O responsável salienta que o Bairros Saudáveis permitiu alargar as atividades do CIaP e intervencionar os espaços com pequenas obras, o que "não seria possível sem essa ajuda". Quem também ajudou a promover as atividades com as crianças do bairro foi a associação Arkiplay, resultando numa Menção Honrosa atribuída pela União Internacional dos Arquitetos. "O que fizemos foi trabalhar com crianças e famílias de forma a que se pudessem apropriar dos seus espaços e pudessem estar presentes desde a conceção à execução", explica Vítor Sousa, membro da Arkiplay.

Mas há mais "histórias que marcam" a Cruz de Pau. "Também trabalhámos com adultos e com a toxicodependência.

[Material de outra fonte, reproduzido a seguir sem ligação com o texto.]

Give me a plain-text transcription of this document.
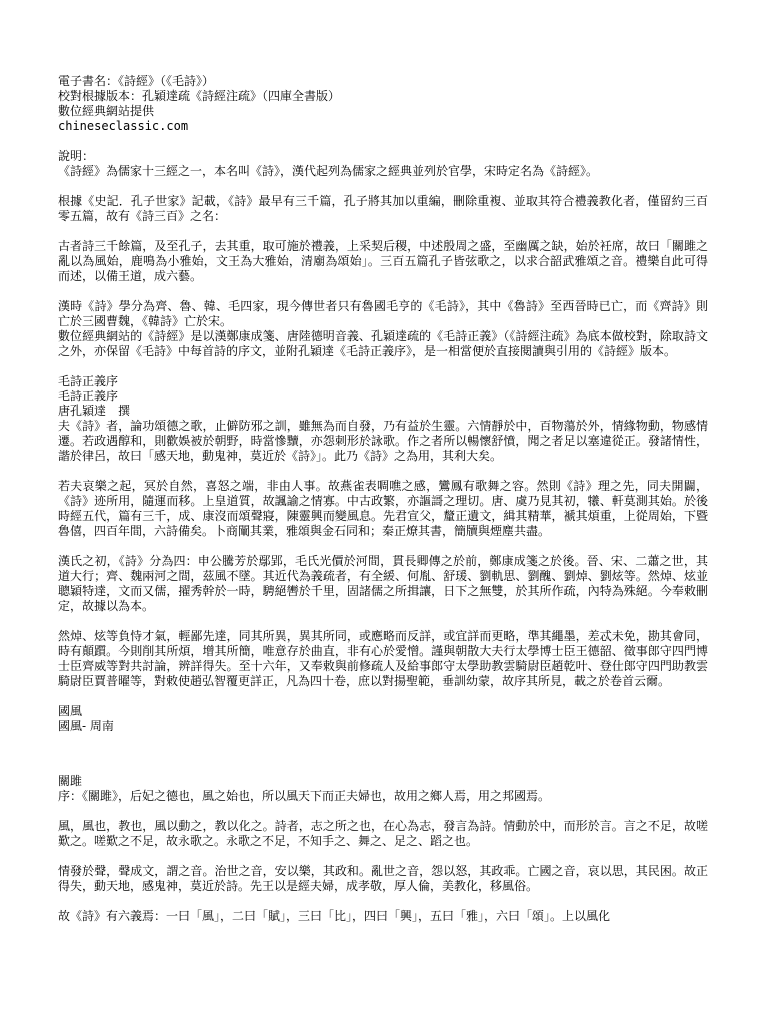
電子書名：《詩經》（《毛詩》）

校對根據版本：孔穎達疏《詩經注疏》（四庫全書版）

數位經典網站提供

chineseclassic.com

說明：

《詩經》為儒家十三經之一，本名叫《詩》，漢代起列為儒家之經典並列於官學，宋時定名為《詩經》。

根據《史記．孔子世家》記載，《詩》最早有三千篇，孔子將其加以重編，刪除重複、並取其符合禮義教化者，僅留約三百零五篇，故有《詩三百》之名：

古者詩三千餘篇，及至孔子，去其重，取可施於禮義，上采契后稷，中述殷周之盛，至幽厲之缺，始於衽席，故曰「關雎之亂以為風始，鹿鳴為小雅始，文王為大雅始，清廟為頌始」。三百五篇孔子皆弦歌之，以求合韶武雅頌之音。禮樂自此可得而述，以備王道，成六藝。

漢時《詩》學分為齊、魯、韓、毛四家，現今傳世者只有魯國毛亨的《毛詩》，其中《魯詩》至西晉時已亡，而《齊詩》則亡於三國曹魏，《韓詩》亡於宋。

數位經典網站的《詩經》是以漢鄭康成箋、唐陸德明音義、孔穎達疏的《毛詩正義》（《詩經注疏》為底本做校對，除取詩文之外，亦保留《毛詩》中每首詩的序文，並附孔穎達《毛詩正義序》，是一相當便於直接閱讀與引用的《詩經》版本。

毛詩正義序

毛詩正義序

唐孔穎達　撰

夫《詩》者，論功頌德之歌，止僻防邪之訓，雖無為而自發，乃有益於生靈。六情靜於中，百物蕩於外，情緣物動，物感情遷。若政遇醇和，則歡娛被於朝野，時當慘黷，亦怨刺形於詠歌。作之者所以暢懷舒憤，聞之者足以塞違從正。發諸情性，諧於律呂，故曰「感天地，動鬼神，莫近於《詩》」。此乃《詩》之為用，其利大矣。

若夫哀樂之起，冥於自然，喜怒之端，非由人事。故燕雀表啁噍之感，鸞鳳有歌舞之容。然則《詩》理之先，同夫開闢，《詩》迹所用，隨運而移。上皇道質，故諷諭之情寡。中古政繁，亦謳謌之理切。唐、虞乃見其初，犧、軒莫測其始。於後時經五代，篇有三千，成、康沒而頌聲寢，陳靈興而變風息。先君宣父，釐正遺文，緝其精華，褫其煩重，上從周始，下暨魯僖，四百年間，六詩備矣。卜商闡其業，雅頌與金石同和；秦正燎其書，簡牘與煙塵共盡。

漢氏之初，《詩》分為四：申公騰芳於鄢郢，毛氏光價於河間，貫長卿傳之於前，鄭康成箋之於後。晉、宋、二蕭之世，其道大行；齊、魏兩河之間，茲風不墜。其近代為義疏者，有全緩、何胤、舒瑗、劉軌思、劉醜、劉焯、劉炫等。然焯、炫並聰穎特達，文而又儒，擢秀幹於一時，騁絕轡於千里，固諸儒之所揖讓，日下之無雙，於其所作疏，內特為殊絕。今奉敕刪定，故據以為本。

然焯、炫等負恃才氣，輕鄙先達，同其所異，異其所同，或應略而反詳，或宜詳而更略，準其繩墨，差忒未免，勘其會同，時有顛躓。今則削其所煩，增其所簡，唯意存於曲直，非有心於愛憎。謹與朝散大夫行太學博士臣王德韶、徵事郎守四門博士臣齊威等對共討論，辨詳得失。至十六年，又奉敕與前修疏人及給事郎守太學助教雲騎尉臣趙乾叶、登仕郎守四門助教雲騎尉臣賈普曜等，對敕使趙弘智覆更詳正，凡為四十卷，庶以對揚聖範，垂訓幼蒙，故序其所見，載之於卷首云爾。

國風

國風- 周南

關雎

序：《關雎》，后妃之德也，風之始也，所以風天下而正夫婦也，故用之鄉人焉，用之邦國焉。

風，風也，教也，風以動之，教以化之。詩者，志之所之也，在心為志，發言為詩。情動於中，而形於言。言之不足，故嗟歎之。嗟歎之不足，故永歌之。永歌之不足，不知手之、舞之、足之、蹈之也。

情發於聲，聲成文，謂之音。治世之音，安以樂，其政和。亂世之音，怨以怒，其政乖。亡國之音，哀以思，其民困。故正得失，動天地，感鬼神，莫近於詩。先王以是經夫婦，成孝敬，厚人倫，美教化，移風俗。

故《詩》有六義焉：一曰「風」，二曰「賦」，三曰「比」，四曰「興」，五曰「雅」，六曰「頌」。上以風化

Havia um jovem a enfrentar problemas graves e, com o pretexto de melhorar a habitação da família, conseguimos mudar a sua vida. Começou a frequentar as oficinas ocupacionais e artísticas e a mudar de vida", recorda Américo Mendes. Na Cruz de Pau não se reabilitaram só os espaços, "mudaram-se vidas e levou-se a música aos cantos e aos corações mais tristes do bairro".